We have $p^3\mid k!$ thus $k\ge 3p$. So \begin{align*} (3p+m)! &=p^3(p^3-1)(p^2-1)(p-1) \\ \prod_{i=1}^{p-1} (2p+i) &<(p^3-1)(p^2-1)(p-1) \\ \end{align*}If $p\ge 7$ we have $\prod_{i=1}^6 (2p+i)<(p^3-1)(p^2-1)(p-1)<p^6$ but obviously $p^6<\prod_{i=1}^6 (2p+i)$ so $p<7$. If $p=5$ we have $31\mid k!$ so $k\ge 31$ which is obviously a size contradiction.

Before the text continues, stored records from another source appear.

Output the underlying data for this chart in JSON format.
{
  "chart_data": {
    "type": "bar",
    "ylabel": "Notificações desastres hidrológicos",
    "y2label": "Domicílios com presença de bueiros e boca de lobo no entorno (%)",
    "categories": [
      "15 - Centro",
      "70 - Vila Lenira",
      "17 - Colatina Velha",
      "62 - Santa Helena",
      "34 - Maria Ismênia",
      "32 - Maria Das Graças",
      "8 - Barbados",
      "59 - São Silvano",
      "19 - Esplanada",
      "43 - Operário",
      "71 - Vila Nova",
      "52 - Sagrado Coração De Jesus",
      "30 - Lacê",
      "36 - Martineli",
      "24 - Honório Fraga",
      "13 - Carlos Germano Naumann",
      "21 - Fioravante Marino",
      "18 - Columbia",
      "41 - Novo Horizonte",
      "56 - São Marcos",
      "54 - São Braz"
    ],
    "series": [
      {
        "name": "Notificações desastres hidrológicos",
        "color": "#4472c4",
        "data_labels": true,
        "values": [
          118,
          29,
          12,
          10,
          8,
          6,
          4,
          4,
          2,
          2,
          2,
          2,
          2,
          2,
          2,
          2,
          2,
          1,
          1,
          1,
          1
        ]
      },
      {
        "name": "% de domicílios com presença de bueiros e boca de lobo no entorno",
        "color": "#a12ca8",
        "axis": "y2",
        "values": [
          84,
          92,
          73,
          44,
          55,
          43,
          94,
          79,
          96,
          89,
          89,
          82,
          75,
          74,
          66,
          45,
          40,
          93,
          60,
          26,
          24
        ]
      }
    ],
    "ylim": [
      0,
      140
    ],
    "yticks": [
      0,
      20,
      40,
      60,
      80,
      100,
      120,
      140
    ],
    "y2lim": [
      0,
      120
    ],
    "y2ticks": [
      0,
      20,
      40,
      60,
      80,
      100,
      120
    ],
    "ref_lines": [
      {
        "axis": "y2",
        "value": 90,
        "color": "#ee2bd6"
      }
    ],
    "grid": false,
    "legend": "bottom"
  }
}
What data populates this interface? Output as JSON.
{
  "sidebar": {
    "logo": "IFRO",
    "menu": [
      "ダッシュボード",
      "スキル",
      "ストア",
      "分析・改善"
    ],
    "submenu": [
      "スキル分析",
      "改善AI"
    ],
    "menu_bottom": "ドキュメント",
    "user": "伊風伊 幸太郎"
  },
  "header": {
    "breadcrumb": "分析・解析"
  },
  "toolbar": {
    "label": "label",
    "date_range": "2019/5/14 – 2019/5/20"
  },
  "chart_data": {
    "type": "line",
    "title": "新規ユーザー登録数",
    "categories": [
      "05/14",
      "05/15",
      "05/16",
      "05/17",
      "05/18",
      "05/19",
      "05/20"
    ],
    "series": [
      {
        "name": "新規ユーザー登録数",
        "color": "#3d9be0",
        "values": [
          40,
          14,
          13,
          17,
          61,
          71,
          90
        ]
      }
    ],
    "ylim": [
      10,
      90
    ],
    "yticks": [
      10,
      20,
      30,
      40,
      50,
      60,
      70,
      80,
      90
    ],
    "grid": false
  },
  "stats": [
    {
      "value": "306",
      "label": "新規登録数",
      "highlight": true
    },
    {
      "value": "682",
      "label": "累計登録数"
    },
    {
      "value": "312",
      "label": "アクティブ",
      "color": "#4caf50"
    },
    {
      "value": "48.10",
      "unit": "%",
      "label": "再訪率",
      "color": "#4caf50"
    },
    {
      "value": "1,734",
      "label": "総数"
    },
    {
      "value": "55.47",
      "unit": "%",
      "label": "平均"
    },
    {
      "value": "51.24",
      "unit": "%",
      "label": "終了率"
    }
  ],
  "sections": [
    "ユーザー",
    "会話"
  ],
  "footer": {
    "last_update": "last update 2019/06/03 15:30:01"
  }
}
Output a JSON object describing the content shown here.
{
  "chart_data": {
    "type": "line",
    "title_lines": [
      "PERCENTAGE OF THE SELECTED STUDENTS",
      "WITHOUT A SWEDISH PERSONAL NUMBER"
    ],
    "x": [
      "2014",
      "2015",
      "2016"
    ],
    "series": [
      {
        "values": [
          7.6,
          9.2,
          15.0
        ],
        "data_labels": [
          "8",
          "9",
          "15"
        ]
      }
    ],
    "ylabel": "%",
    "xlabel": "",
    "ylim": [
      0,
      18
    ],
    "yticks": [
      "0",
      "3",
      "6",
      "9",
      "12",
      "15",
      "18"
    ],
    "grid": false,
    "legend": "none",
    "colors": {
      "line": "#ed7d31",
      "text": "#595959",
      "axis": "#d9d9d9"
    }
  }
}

If $p=3$ we have $13\mid k!$ so $k\ge 13$ but so $k!$ is larger than $RHS$. If $p=2$ we have $7\mid k!$ thus $k\ge 7$. Moreover $7!>RHS$. Thus there are no solutions.

We claim that there exists no such solutions. Now, assume there exists a pair of solutions $(k,p)$ for which the required condition is satisfied. Then, \[\nu_p(k!)=\nu_p((p^3-1)(p^3-p)(p^3-p^2))=3\]Thus, $k\geq 3p$. Now, we consider a prime $q\neq 2,3$ such that $q\mid p-1$. Then, \begin{align*} \nu_q(p^3-1) &= \nu_q(p-1)+\nu_q(p^2+p+1)\\ &= \nu_q(p-1)\\ \nu_q(p^3-p) &=\nu_q(p)+\nu_q(p-1)+\nu_q(p+1)\\ &= \nu_q(p-1)\\ \nu_q(p^3-p^2) &= 2\nu_q(p)+\nu_q(p-1)\\ &= \nu_q(p-1) \end{align*}Thus, we are able to conclude that, \[\nu_q((p^3-1)(p^3-p)(p^3-p^2)=3\nu_q(p-1))\]But, for all prime $q\neq 2$, we have that $\nu_q\left(\frac{p-1}{2}\right)=\nu_q(p-1)$. Thus, \[\nu_q(k!) \geq \nu_q\left(\frac{p-1}{2}\right) + \nu_q(p-1) + \nu_q\left(\frac{3p-3}{2}\right) + \nu_q(2p-2) + \nu_q\left(\frac{5p-5}{2}\right) + \nu_q(3p-3) \geq 6 \nu_q(p-1)\]since, $k\geq 3p$ as mentioned before. But this means, \[\nu_q(k!) \geq 6\nu_q(p-1) > 3\nu_q(p-1) = \nu_q((p^3-1)(p^3-p)(p^3-p^2))\]which is a clear contradiction. Further, assume $\nu_3(p-1) \geq 2$. \begin{align*} \nu_3(p^3-1) &= \nu_3(p-1)+\nu_3(p^2+p+1)\\ &= \nu_3(p-1)+1\\ \nu_3(p^3-p) &=\nu_3(p)+\nu_3(p-1)+\nu_3(p+1)\\ &= \nu_3(p-1)\\ \nu_3(p^3-p^2) &= 2\nu_3(p)+\nu_3(p-1)\\ &= \nu_3(p-1) \end{align*}But, we have that \[\nu_3(k!)\geq 6\nu_3(p-1) > 3\nu_3(p-1)+1 = \nu_3((p^3-1)(p^3-p)(p^3-p^2))\]Thus, $\nu_3(p-1)\leq 1$. Similarly assume $\nu_2(p-1)\geq 2$. Then, \begin{align*} \nu_2(p^3-1) &= \nu_2(p-1)+\nu_2(p^2+p+1)\\ &= \nu_2(p-1)\\ \nu_2(p^3-p) &=\nu_2(p)+\nu_2(p-1)+\nu_2(p+1)\\ &= \nu_2(p-1)+1\\ \nu_2(p^3-p^2) &= 2\nu_2(p)+\nu_2(p-1)\\ &= \nu_2(p-1) \end{align*}Here, note that, \[\nu_2\left(\frac{p-1}{2}\right)=\nu_2(p-1)-1\]But this means, \[\nu_2(k!) \geq 6\nu_2(p-1)-3 > 3\nu_2(p-1)+1 = \nu_2((p^3-1)(p^3-p)(p^3-p^2))\]Thus, $\nu_2(p-1)\leq 1$. This means, $p-1\in \{1,2,3,6\}$. Thus, $p\in \{2,3,4,7\}$. Checking each of these possibilities separately, we see that there exist no solutions as expected.